Loyal Employees are being socially engineered, too.

Translation

William, are you interested in making some money before you leave the company? If so, all I need you to do is install a file on your company server. We will lock up their files and request a $400,000 ransomware fee. To compensate you for your efforts, we will pay you 40% of whatever we receive in BTC. Let me know if you are interested.

This is a Real Threat

The scary thing is this: there are ransomware groups acting out this very scenario all over the globe.  And, while multi-million-dollar ransomware payments are dominating the headlines, the biggest financial losses tied to cybercrime each year stem from social engineering tactics just like this. These are called Business Email Compromise (BEC) or CEO Scams (where cybercriminals impersonate the organization’s CEO), and according to the latest figures released by the FBI, the reported loss from these threats increased to $1.86 billion in 2020.

The concept of a disgruntled (or not) employee as a cybersecurity threat isn’t new. In April 2020, a Tesla employee was approached by a member of a Russian ransomware gang who offered the employee $1 million to install malware on the Tesla network. Luckily for Tesla, the employee rejected the offer and instead alerted his employer, which in turn alerted the FBI. The Russian citizen, Egor Igorevich Kriuchkov, was arrested in Los Angeles as he was trying to flee the country.

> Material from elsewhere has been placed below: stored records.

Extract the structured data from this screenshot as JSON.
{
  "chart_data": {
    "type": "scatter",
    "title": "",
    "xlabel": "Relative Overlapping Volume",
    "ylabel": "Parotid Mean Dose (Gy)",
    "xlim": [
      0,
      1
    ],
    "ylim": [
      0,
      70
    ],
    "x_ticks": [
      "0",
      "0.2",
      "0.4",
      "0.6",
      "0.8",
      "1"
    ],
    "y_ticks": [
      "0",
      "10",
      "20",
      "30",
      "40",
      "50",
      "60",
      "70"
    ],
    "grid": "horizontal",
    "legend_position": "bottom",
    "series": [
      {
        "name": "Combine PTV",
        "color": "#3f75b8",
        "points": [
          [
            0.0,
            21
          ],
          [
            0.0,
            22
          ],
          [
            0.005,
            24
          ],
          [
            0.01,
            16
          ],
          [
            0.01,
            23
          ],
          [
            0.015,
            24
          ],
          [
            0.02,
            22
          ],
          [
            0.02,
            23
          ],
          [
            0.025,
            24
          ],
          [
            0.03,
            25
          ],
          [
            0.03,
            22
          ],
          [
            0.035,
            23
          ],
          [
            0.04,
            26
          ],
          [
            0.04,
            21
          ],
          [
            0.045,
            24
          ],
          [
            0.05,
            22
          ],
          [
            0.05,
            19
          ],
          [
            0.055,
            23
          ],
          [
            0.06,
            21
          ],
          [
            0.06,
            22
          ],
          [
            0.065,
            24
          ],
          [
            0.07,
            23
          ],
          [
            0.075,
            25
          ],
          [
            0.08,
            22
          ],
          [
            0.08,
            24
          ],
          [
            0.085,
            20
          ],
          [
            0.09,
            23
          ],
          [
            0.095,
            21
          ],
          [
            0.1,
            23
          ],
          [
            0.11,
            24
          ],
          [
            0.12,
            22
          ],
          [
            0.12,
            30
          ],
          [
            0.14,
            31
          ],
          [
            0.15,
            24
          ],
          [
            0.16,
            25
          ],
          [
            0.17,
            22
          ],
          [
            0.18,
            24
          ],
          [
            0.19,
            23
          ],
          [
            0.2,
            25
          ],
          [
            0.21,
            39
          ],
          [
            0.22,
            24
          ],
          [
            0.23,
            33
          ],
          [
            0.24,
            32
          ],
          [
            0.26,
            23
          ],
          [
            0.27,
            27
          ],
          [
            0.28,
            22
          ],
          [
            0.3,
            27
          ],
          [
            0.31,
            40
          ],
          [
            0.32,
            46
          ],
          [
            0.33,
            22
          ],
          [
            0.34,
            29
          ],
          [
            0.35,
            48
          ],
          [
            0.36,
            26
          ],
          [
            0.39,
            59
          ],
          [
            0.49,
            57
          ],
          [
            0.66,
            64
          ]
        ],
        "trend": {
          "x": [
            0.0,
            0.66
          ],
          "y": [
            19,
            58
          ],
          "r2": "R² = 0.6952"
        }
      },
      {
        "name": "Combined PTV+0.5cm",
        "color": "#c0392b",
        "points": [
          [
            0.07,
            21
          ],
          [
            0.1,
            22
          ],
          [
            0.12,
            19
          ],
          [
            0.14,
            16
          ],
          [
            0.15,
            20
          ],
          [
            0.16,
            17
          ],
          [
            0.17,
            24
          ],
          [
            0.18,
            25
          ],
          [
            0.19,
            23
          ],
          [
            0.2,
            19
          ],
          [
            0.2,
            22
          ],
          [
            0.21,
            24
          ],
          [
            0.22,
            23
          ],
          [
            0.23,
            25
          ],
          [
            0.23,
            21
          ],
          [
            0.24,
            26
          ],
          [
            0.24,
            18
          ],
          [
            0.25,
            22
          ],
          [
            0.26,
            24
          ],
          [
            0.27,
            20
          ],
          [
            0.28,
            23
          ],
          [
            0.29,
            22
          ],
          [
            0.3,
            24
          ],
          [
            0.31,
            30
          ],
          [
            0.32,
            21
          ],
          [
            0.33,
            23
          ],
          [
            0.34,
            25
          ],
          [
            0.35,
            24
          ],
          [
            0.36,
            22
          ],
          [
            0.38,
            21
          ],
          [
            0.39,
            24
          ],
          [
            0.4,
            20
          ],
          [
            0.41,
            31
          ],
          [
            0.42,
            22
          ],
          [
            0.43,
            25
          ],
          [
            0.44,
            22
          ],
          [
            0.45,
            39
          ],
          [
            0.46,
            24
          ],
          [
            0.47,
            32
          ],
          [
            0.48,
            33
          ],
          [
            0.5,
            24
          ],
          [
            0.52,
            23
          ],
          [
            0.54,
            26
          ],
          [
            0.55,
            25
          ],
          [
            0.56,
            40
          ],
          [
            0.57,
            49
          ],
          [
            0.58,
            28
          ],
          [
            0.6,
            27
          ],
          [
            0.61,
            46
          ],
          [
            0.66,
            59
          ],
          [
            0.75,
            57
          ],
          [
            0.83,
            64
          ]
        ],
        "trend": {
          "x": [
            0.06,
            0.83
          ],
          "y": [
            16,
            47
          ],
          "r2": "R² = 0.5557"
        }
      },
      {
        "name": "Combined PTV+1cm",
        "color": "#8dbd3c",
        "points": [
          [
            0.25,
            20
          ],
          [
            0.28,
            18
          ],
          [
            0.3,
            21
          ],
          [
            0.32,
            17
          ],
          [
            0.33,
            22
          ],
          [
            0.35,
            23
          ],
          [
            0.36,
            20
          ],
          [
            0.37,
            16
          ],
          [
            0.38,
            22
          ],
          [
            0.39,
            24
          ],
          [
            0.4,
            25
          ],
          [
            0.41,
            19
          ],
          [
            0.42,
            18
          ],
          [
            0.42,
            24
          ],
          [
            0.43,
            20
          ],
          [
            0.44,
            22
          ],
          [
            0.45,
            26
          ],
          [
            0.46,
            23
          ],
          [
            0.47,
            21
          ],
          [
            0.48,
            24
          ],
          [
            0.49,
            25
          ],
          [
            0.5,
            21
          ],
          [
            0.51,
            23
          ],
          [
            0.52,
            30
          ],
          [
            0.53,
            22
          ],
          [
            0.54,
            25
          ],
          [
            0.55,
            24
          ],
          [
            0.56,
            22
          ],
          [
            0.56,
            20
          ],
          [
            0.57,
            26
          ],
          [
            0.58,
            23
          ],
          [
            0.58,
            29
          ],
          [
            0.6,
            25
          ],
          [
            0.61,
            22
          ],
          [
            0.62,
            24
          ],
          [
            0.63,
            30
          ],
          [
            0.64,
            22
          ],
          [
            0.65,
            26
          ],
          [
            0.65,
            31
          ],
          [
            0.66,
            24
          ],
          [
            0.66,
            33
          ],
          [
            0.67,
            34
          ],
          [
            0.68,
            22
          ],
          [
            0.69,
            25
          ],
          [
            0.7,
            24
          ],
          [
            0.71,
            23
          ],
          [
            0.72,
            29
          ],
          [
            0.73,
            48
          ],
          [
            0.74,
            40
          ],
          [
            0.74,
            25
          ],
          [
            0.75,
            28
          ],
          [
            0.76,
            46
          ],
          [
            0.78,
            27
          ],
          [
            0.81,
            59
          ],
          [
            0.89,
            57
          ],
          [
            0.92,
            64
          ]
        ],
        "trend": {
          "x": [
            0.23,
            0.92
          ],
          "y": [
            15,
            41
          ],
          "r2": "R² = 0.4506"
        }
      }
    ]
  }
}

How do cybercriminals find their targets?

Cybercrime is a business, and often the perpetrating criminals mirror the practices of legitimate organizations to find, profile, and connect with targets they view as high value. Social media platforms such as LinkedIn and Facebook are goldmines for cybercriminals, especially when most users overshare everything. In the example above, the bad actor most likely identified his targets on LinkedIn based on their job title (CIO, Systems Engineer) and industry (healthcare). Then, they probably wrote a script sending notifications when these profiles are updated (e.g., looking for a new job) and the rest is history.

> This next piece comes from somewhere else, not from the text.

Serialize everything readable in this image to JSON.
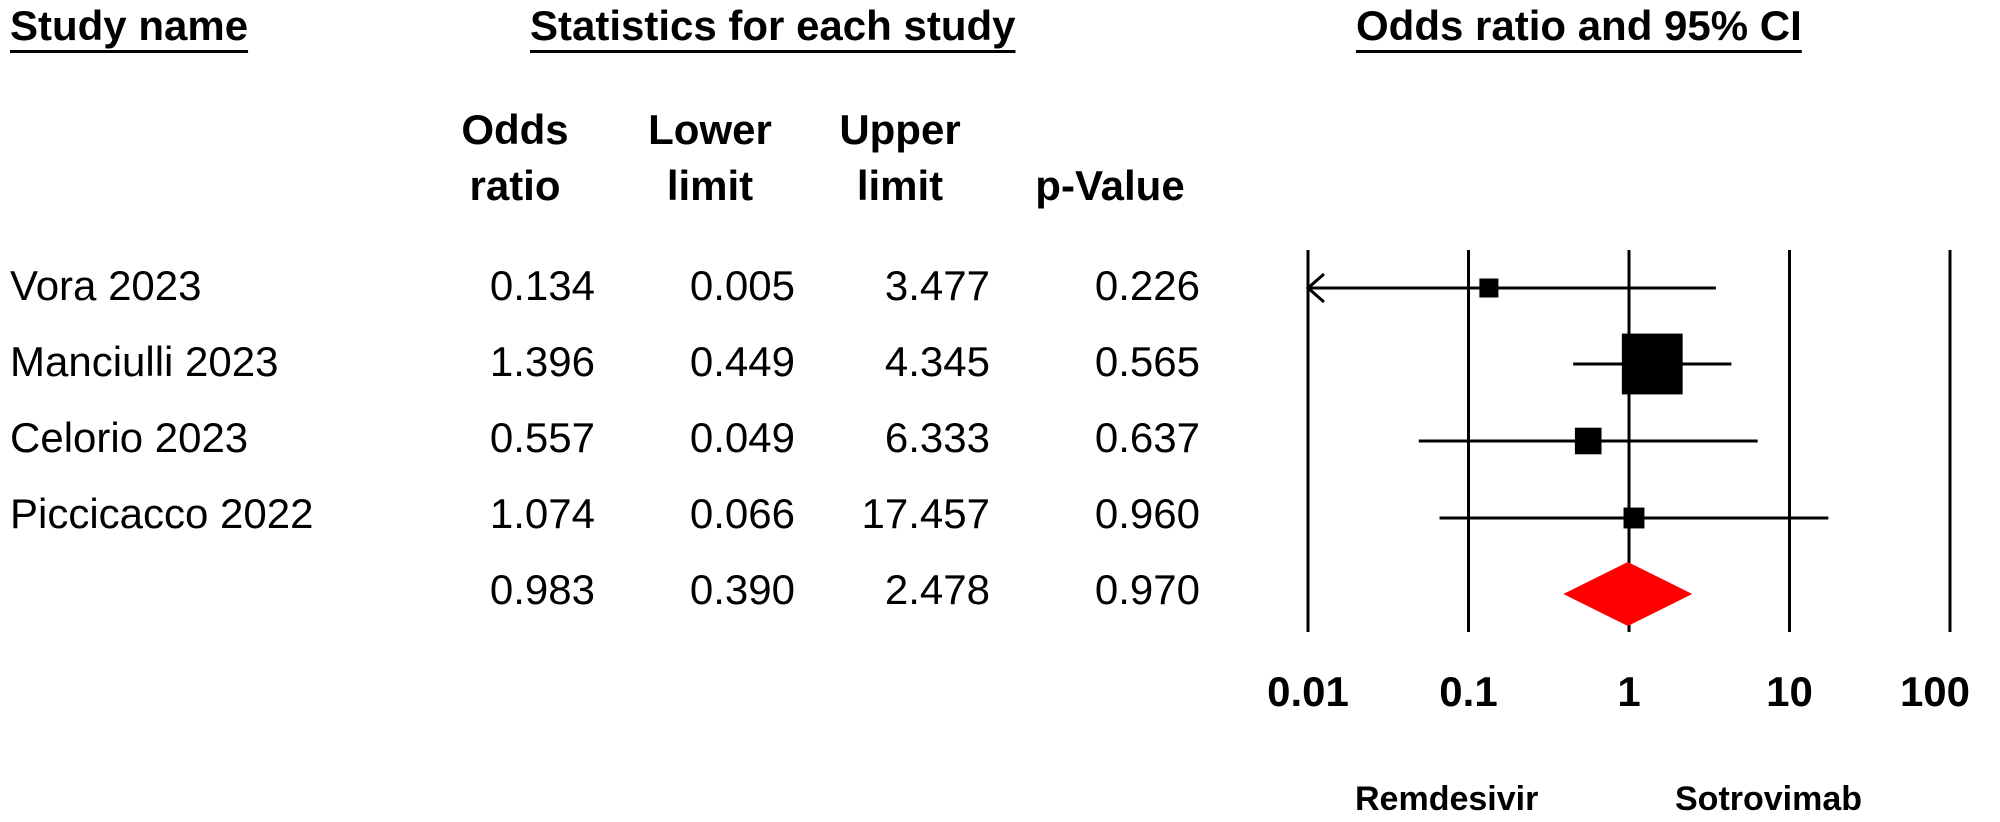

Protecting Your Business from Profiling and Social Media Engineering

Data has replaced oil as the world’s most valuable commodity. When you consider that the entire business model of social media revolves around collecting data to sell on to advertisers, it’s easy to understand how advantageous social media is for cybercriminals. Here are some ways we recommend protecting your business from these types of attacks.

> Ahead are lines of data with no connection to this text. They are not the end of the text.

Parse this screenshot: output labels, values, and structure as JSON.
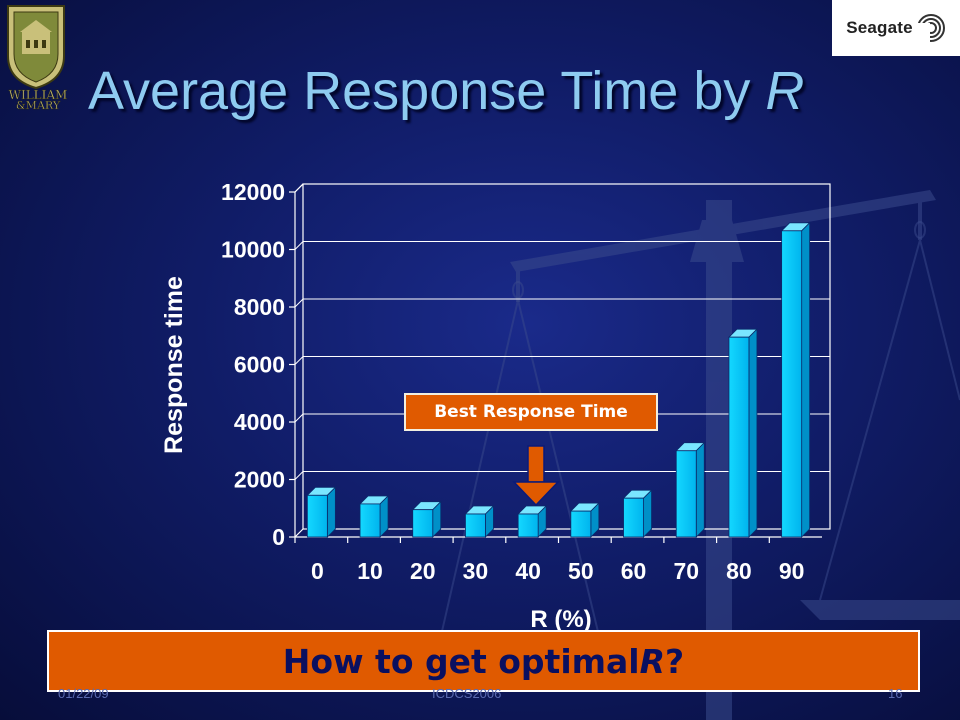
{
  "slide": {
    "title_main": "Average Response Time by ",
    "title_var": "R",
    "logo_text": "Seagate",
    "crest_lines": [
      "WILLIAM",
      "&MARY"
    ],
    "callout": "Best Response Time",
    "banner_main": "How to get optimal ",
    "banner_var": "R",
    "banner_end": " ?",
    "footer_date": "01/22/09",
    "footer_conf": "ICDCS2006",
    "footer_page": "16"
  },
  "chart_data": {
    "type": "bar",
    "categories": [
      "0",
      "10",
      "20",
      "30",
      "40",
      "50",
      "60",
      "70",
      "80",
      "90"
    ],
    "values": [
      1450,
      1150,
      950,
      800,
      800,
      900,
      1350,
      3000,
      6950,
      10650
    ],
    "yticks": [
      "0",
      "2000",
      "4000",
      "6000",
      "8000",
      "10000",
      "12000"
    ],
    "ylim": [
      0,
      12000
    ],
    "xlabel": "R (%)",
    "ylabel": "Response time",
    "grid": true,
    "bar_color": "#00c8ff",
    "highlight_category": "40"
  }
}
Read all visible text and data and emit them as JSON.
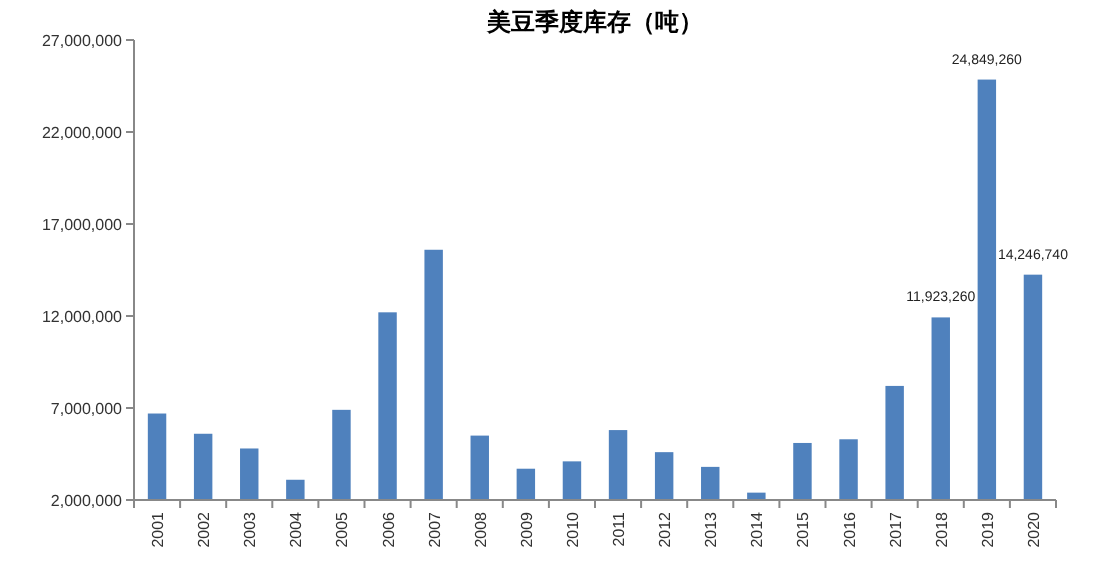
{
  "chart_data": {
    "type": "bar",
    "title": "美豆季度库存（吨）",
    "categories": [
      "2001",
      "2002",
      "2003",
      "2004",
      "2005",
      "2006",
      "2007",
      "2008",
      "2009",
      "2010",
      "2011",
      "2012",
      "2013",
      "2014",
      "2015",
      "2016",
      "2017",
      "2018",
      "2019",
      "2020"
    ],
    "values": [
      6700000,
      5600000,
      4800000,
      3100000,
      6900000,
      12200000,
      15600000,
      5500000,
      3700000,
      4100000,
      5800000,
      4600000,
      3800000,
      2400000,
      5100000,
      5300000,
      8200000,
      11923260,
      24849260,
      14246740
    ],
    "value_labels": [
      null,
      null,
      null,
      null,
      null,
      null,
      null,
      null,
      null,
      null,
      null,
      null,
      null,
      null,
      null,
      null,
      null,
      "11,923,260",
      "24,849,260",
      "14,246,740"
    ],
    "color": "#4f81bd",
    "ylim": [
      2000000,
      27000000
    ],
    "yticks": [
      {
        "value": 2000000,
        "label": "2,000,000"
      },
      {
        "value": 7000000,
        "label": "7,000,000"
      },
      {
        "value": 12000000,
        "label": "12,000,000"
      },
      {
        "value": 17000000,
        "label": "17,000,000"
      },
      {
        "value": 22000000,
        "label": "22,000,000"
      },
      {
        "value": 27000000,
        "label": "27,000,000"
      }
    ],
    "grid": false
  }
}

• Ensure two-factor authentication is applied on all apps, tools, and logins.
• Educate your employees about the latest cybersecurity trends and threats and to be mindful about what they post on their own social media accounts. Cybersecurity training is an effective tool, and there are several vendors who offer this. We utilize KnowBe4, is a reputable vendor who offers engaging training sessions at affordable rates.
• Inform your employees about the responsible use of social media. Let them know that this is not only for the organization’s sake, but for theirs as well.
• Ensure that your organization has an offboarding plan that revokes access to any employee leaving the company.

Final Thoughts

Even though disgruntled employees are something to be mindful of, keep in mind loyal employees also experience these types of socially engineered tactics on a regular basis. Our best advice is to continuously train your employees about the threats that exist and how to respond to potential incidents.